Sheet Music from the National Library of the Czech Republic

The set of digitised sheet music from the collections of the Music Department of the National Library of the Czech Republic has been augmented by another 57 shelf marks. The oldest manuscript digitised is a Dominican collection of texts for the Office, hymns and a part of the proper of the Mass for selected feast days of the liturgical year from the end of the 15th century. A large part of later items is represented by works by Jan Nepomuk Kaňka, partly preserved in an autograph. Other authors represented include e.g. F. X. Brixi, V. Maschek and B. D. Weber.

18
Jul

Collections of hymns and prayers in the Moravian Land Museum

In 2016, six partly notated manuscripts from the collections of the Ethnographic Institute of the Moravian Museum have been digitised. The oldest of them is the Hymnal of Martin Bursík from 1736–1737 written in Kuželov (the Hodonín district); the others are of Czech and Moravian origin and come from the 19th century. In terms of content, these are collections of hymns and prayers for various occasions.

15
Jun

Digitised Documents of the North Bohemian Museum in Liberec

In 2016, the North Bohemian Museum in Liberec has digitised five shelf marks.
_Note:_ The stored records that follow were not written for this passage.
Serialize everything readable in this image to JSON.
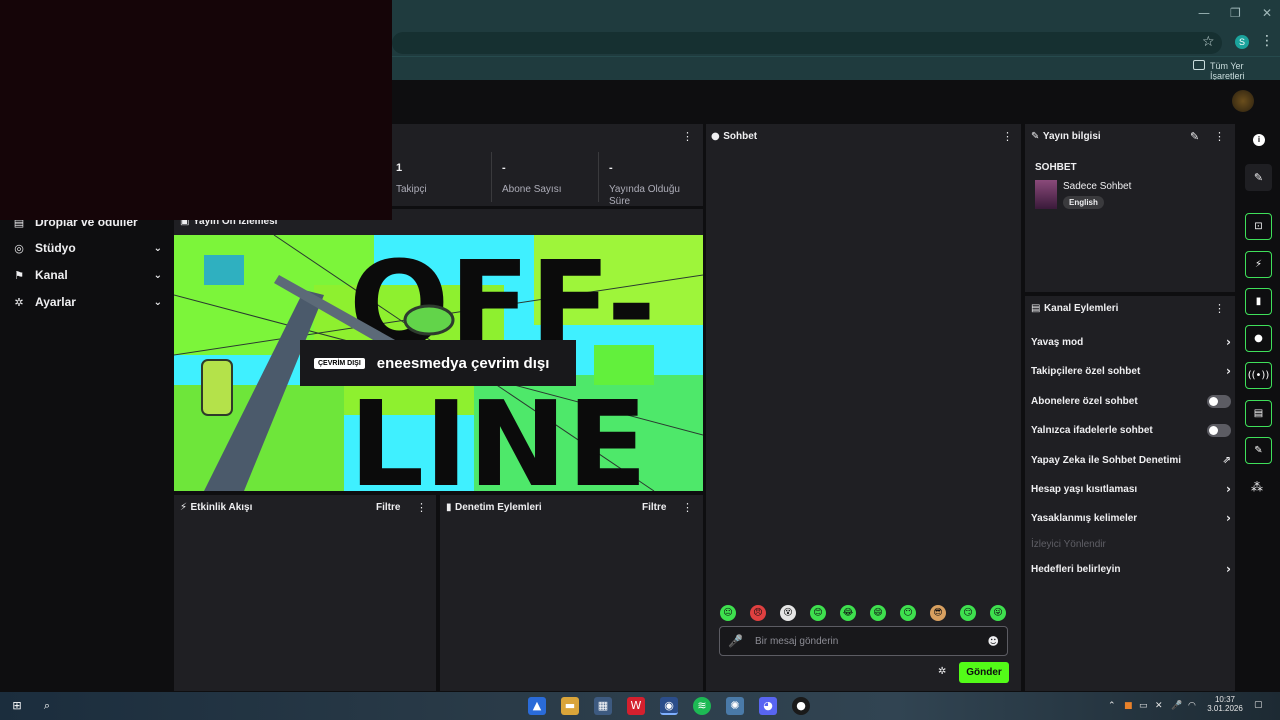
{
  "browser": {
    "bookmarks_label": "Tüm Yer İşaretleri",
    "profile_initial": "S"
  },
  "sidebar": {
    "items": [
      {
        "label": "Droplar ve ödüller",
        "icon": "gift-icon"
      },
      {
        "label": "Stüdyo",
        "icon": "studio-icon"
      },
      {
        "label": "Kanal",
        "icon": "channel-icon"
      },
      {
        "label": "Ayarlar",
        "icon": "gear-icon"
      }
    ]
  },
  "stats": [
    {
      "value": "1",
      "label": "Takipçi"
    },
    {
      "value": "-",
      "label": "Abone Sayısı"
    },
    {
      "value": "-",
      "label": "Yayında Olduğu Süre"
    }
  ],
  "preview": {
    "title": "Yayın Ön İzlemesi",
    "status_tag": "ÇEVRİM DIŞI",
    "status_text": "eneesmedya çevrim dışı",
    "art_text_1": "OFF-",
    "art_text_2": "LINE"
  },
  "activity": {
    "title": "Etkinlik Akışı",
    "filter": "Filtre"
  },
  "moderation": {
    "title": "Denetim Eylemleri",
    "filter": "Filtre"
  },
  "chat": {
    "title": "Sohbet",
    "placeholder": "Bir mesaj gönderin",
    "send_label": "Gönder",
    "emotes": [
      "😐",
      "😠",
      "😵",
      "😊",
      "😂",
      "😄",
      "😶",
      "😎",
      "😏",
      "😜"
    ]
  },
  "stream_info": {
    "title": "Yayın bilgisi",
    "category_heading": "SOHBET",
    "category_name": "Sadece Sohbet",
    "language_tag": "English"
  },
  "channel_actions": {
    "title": "Kanal Eylemleri",
    "items": [
      {
        "label": "Yavaş mod",
        "control": "chevron"
      },
      {
        "label": "Takipçilere özel sohbet",
        "control": "chevron"
      },
      {
        "label": "Abonelere özel sohbet",
        "control": "toggle-off"
      },
      {
        "label": "Yalnızca ifadelerle sohbet",
        "control": "toggle-off"
      },
      {
        "label": "Yapay Zeka ile Sohbet Denetimi",
        "control": "external"
      },
      {
        "label": "Hesap yaşı kısıtlaması",
        "control": "chevron"
      },
      {
        "label": "Yasaklanmış kelimeler",
        "control": "chevron"
      },
      {
        "label": "İzleyici Yönlendir",
        "control": "none"
      },
      {
        "label": "Hedefleri belirleyin",
        "control": "chevron"
      }
    ]
  },
  "taskbar": {
    "time": "10:37",
    "date": "3.01.2026"
  },
  "colors": {
    "accent": "#53fc18",
    "panel": "#1f1f23",
    "bg": "#0e0e10"
  }
}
Besides a collection of engravings, these comprise the history of the town of Liberec written by Karl Felgenhauer, a parish priest in Křižany, at the beginning of the 19th century, and an inventory of the church of St Lawrence in Chrastava from 1729 and 1737. The last two sets of loose sheets contain the tracing of the decorated parts of blind-stamped bindings, a result of the collecting activities of a significant scholar, Bohumil Nuska.

 

15
Jun

Historiographical Sources from the Strahov Library

In 2016, the Library of the Royal Canonry of Premonstratensians at Strahov has digitised a large collection of modern historiographical sources. These include extensive works (the German version of a part of the Memoirs of Count Vilém Slavata and the volumes of Annales Ferdinandei by Franz Christoph Khevenhüller, important for the study of the development of their final version) as well as sources on individual monasteries (Strahov, Doksany, and Svatý Kopeček near Olomouc).